Efforts to improve child and adolescent health typically have featured interventions designed to address specific health risk behaviors, such as tobacco use, alcohol and drug use, violence, gang involvement, and early sexual initiation. However, results from a growing number of studies suggest that greater health impact might be achieved by also enhancing protective factors that help children and adolescents avoid multiple behaviors that place them at risk for adverse health and educational outcomes. Enhancing protective factors also might buffer children and adolescents from the potentially harmful effects of negative situations and events, such exposure to violence.
Protective factors include personal characteristics such as a positive view of one’s future; life conditions such as frequent parental presence in the home at key times (e.g., after school, at dinner time); and behaviors such as active participation in school activities. School connectedness is a particularly promising protective factor. This publication defines and describes the components of school connectedness and identifies specific actions that schools can take to increase school connectedness.
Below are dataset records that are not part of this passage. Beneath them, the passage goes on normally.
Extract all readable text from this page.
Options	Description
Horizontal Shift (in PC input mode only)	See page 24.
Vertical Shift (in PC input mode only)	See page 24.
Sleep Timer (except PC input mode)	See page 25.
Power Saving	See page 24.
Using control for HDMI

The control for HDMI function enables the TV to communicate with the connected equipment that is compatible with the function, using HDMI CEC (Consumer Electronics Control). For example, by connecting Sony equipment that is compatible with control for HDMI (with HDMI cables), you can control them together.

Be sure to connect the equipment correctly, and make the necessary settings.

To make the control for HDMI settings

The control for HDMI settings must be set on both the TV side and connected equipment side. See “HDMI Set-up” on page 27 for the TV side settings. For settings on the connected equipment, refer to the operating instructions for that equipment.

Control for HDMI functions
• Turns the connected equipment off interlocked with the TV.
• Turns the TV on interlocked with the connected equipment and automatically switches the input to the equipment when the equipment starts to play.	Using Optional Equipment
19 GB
What Is School Connectedness?
In 2003, the Wingspread Conference was sponsored by CDC’s Division of Adolescent and School Health and the Johnson Foundation to bring together key researchers and representatives from the education and health sectors to assess the state of knowledge about school connectedness and its effect on health and education outcomes. Through an extensive review of research and in-depth discussions, the interdisciplinary group defined school connectedness and identified, in the Wingspread Declaration on School Connections, strategies that schools could implement to increase it. School connectedness was defined as the belief by students that adults in the school care about their learning as well as about them as individuals. Because studies indicate that individual students’ feelings of being connected to school are influenced by their peers as well as by adults, this publication has expanded that definition to include peer influence.